Claire Fallou

Claire Fallou

« Et, comme toujours, dans cette impudeur et cette offrande se trouve un parfum plus secret. »
Albert Camus, L’été à Alger

Ca ne fait rien qu’elles soient trop belles, ces filles tout en jambes que Nushka pose sur ses toiles. Elles vous toisent et se déhanchent comme des mannequins de magazines, faisant voler les tissus pour offrir la rondeur de leurs cuisses. Celles qui ne vous défient pas vous mordent, celles qui ne se moquent pas vous ignorent, veste ouverte et robe légère, regard au loin, bras nu sur le comptoir ; mais ça ne fait rien. Elles vivent dans leurs décors élégants de salons et de bars, de spectacles et de drames, une vie lointaine et rapide comme leur démarche le long d’un quai ou d’une plage. Elles posent et vous tournent le dos, se masquent le visage pour mieux vous faire courir. Elles fument.

Mais regardez comme leur chair est tendre.

Au centre de chaque toile leur peau s’offre à la lumière; fine, fragile, en plages corail ou dorées qui se reflètent dans les ombres autour d’elles.

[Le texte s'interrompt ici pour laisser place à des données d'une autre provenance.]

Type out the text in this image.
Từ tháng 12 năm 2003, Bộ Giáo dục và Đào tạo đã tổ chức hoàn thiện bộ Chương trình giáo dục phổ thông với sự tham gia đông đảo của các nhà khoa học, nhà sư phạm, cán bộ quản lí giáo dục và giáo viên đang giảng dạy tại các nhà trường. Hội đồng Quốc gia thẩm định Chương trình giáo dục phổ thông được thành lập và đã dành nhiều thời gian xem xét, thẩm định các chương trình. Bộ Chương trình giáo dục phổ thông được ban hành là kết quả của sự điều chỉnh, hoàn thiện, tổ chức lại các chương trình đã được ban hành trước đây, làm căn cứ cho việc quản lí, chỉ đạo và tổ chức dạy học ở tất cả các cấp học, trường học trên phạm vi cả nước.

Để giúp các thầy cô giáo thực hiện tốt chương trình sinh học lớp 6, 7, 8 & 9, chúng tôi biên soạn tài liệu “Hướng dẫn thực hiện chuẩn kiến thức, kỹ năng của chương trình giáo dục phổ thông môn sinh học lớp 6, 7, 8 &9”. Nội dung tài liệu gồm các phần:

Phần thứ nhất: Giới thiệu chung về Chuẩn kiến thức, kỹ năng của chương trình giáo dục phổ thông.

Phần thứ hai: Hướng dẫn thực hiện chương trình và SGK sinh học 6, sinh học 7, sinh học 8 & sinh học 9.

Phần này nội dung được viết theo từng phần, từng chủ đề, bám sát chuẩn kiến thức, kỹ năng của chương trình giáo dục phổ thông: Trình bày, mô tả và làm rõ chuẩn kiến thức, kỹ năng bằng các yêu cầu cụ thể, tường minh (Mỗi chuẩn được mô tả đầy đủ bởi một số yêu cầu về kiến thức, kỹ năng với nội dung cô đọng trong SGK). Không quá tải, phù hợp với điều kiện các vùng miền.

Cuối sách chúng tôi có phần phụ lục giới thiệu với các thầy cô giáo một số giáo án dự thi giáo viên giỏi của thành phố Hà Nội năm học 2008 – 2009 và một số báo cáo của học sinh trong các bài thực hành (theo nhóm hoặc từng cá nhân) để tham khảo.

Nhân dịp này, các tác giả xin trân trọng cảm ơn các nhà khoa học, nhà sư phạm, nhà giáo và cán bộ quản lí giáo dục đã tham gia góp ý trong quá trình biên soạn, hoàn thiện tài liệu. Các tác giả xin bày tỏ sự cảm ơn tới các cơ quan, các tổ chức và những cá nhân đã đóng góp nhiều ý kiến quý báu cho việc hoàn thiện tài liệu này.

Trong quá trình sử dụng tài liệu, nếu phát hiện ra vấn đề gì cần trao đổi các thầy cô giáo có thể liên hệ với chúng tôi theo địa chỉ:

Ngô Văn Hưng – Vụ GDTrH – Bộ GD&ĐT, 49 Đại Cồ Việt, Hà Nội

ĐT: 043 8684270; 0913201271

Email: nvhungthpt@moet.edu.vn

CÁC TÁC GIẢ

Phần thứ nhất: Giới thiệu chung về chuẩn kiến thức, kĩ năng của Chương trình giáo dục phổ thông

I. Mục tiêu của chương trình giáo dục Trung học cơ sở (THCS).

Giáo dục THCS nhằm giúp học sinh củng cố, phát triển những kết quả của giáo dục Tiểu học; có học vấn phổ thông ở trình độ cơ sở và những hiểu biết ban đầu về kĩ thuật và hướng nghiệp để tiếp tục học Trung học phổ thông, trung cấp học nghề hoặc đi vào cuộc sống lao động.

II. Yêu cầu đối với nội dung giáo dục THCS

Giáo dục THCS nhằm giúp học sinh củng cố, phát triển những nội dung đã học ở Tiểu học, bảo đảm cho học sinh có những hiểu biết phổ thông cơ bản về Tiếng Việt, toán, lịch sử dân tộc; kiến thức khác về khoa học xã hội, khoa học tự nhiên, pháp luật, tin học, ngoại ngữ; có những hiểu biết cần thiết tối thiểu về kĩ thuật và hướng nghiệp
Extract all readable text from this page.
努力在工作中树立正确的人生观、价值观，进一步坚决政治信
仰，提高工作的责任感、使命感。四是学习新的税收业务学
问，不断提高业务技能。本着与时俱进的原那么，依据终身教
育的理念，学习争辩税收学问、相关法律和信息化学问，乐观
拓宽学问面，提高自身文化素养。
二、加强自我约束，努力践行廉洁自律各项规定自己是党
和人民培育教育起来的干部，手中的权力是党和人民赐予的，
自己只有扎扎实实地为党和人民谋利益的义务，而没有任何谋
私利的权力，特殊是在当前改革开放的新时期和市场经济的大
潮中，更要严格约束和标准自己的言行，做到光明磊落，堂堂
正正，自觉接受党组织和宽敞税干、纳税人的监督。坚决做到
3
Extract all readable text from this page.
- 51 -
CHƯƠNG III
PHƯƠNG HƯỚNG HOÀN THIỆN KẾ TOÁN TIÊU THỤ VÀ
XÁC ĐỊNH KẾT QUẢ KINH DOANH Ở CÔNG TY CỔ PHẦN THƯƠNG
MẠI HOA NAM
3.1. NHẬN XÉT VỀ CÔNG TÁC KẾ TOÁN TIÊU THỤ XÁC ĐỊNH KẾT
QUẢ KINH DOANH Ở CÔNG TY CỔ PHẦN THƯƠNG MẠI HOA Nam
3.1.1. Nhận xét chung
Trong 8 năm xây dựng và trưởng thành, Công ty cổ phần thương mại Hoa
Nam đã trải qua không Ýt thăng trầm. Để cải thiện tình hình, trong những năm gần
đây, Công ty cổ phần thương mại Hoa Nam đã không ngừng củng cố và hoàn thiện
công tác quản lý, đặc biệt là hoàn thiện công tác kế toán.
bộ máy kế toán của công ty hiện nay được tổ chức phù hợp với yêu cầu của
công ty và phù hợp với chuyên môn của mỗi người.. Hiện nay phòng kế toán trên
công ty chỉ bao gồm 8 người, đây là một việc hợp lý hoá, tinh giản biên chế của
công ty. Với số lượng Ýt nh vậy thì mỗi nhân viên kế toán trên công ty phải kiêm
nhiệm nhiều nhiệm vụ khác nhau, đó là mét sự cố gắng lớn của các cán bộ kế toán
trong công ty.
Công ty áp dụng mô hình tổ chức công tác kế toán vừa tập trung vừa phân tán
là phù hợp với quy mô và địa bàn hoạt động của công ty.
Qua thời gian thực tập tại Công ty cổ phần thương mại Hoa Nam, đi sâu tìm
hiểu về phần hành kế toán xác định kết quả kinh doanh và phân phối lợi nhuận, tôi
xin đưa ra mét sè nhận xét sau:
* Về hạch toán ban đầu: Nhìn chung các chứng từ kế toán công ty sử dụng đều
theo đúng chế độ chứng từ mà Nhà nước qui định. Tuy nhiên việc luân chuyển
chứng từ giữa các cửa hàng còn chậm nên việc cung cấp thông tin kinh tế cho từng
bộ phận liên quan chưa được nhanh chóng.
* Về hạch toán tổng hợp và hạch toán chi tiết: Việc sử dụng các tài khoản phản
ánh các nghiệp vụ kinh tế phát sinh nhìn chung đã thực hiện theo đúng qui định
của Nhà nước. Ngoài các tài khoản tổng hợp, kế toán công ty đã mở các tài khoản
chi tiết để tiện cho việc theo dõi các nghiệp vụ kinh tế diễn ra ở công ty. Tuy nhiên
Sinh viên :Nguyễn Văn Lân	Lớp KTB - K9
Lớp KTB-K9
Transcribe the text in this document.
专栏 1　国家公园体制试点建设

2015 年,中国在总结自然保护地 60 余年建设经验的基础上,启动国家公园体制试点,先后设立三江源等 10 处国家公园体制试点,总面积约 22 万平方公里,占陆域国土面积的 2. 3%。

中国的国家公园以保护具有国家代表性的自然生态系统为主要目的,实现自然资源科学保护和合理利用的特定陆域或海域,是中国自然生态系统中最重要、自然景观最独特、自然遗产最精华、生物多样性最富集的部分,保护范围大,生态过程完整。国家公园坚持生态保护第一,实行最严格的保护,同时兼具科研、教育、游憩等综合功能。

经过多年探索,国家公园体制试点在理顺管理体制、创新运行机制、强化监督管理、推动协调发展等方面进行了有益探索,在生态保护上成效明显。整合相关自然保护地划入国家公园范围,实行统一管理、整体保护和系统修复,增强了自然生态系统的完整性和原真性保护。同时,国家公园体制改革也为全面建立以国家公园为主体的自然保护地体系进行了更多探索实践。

Une petite épaule montre des touches de rouge et de rose gommées au pinceau. Un ventre mince ciselé au couteau se brise en étranges éclats de violet. Une joue creuse prend des reflets verts ou bleutés. Sous la lumière la matière se fait pâle et transparente, laissant deviner le sang et l’intérieur. Ainsi, par ces couleurs tout juste naturelles, la fille de magazine touche en montrant son intime bizarrerie, nous laissant entrevoir une nature plus sincère que son univers mis en scène. George Braque a peint une grosse femme nue de dos dans des tons verts tendres qui donnent envie de chérir ; les belles filles de Nushka empruntent quelque chose à cette douceur.

La radio est allumée dans le petit atelier de la jeune peintre. France Culture nous parle à voix basse d’un vieux réalisateur algérien. Les fenêtres laissent voir les toits de Paris sous la nuit. Mon amie se tient debout devant son chevalet, longue et fine et vêtue de noir, le pinceau à bout de doigt comme un archer cherchant sa cible.

Sur la toile, un buste de jeune femme se dresse en maillot devant un décor de mer. Le visage est encore couvert d’un épais masque de blanc ; d’un geste Nushka sculpte l’œil, rosit la pommette, d’une touche relève le menton ou écarte une mèche de cheveu. Puis elle s’interrompt, recule, scrute le résultat dans le miroir accroché dans son dos. Cela ne va pas. A nouveau le pinceau effleure la palette, la toile, l’air, ajoute une touche infime de blanc ou de bleu. Et jusque tard dans la nuit Nushka cherche et cherche encore, dans ses textures et ses couleurs, où se trouve la solution qui donnera vie à la baigneuse.

« Tu sais, j’ai le blues », finissent par dire les yeux de la jolie nageuse.

Alors Nushka ajoute une pointe de timidité grise sur chaque joue.

Puis elle pose son pinceau, s’écarte, allume une cigarette, considère.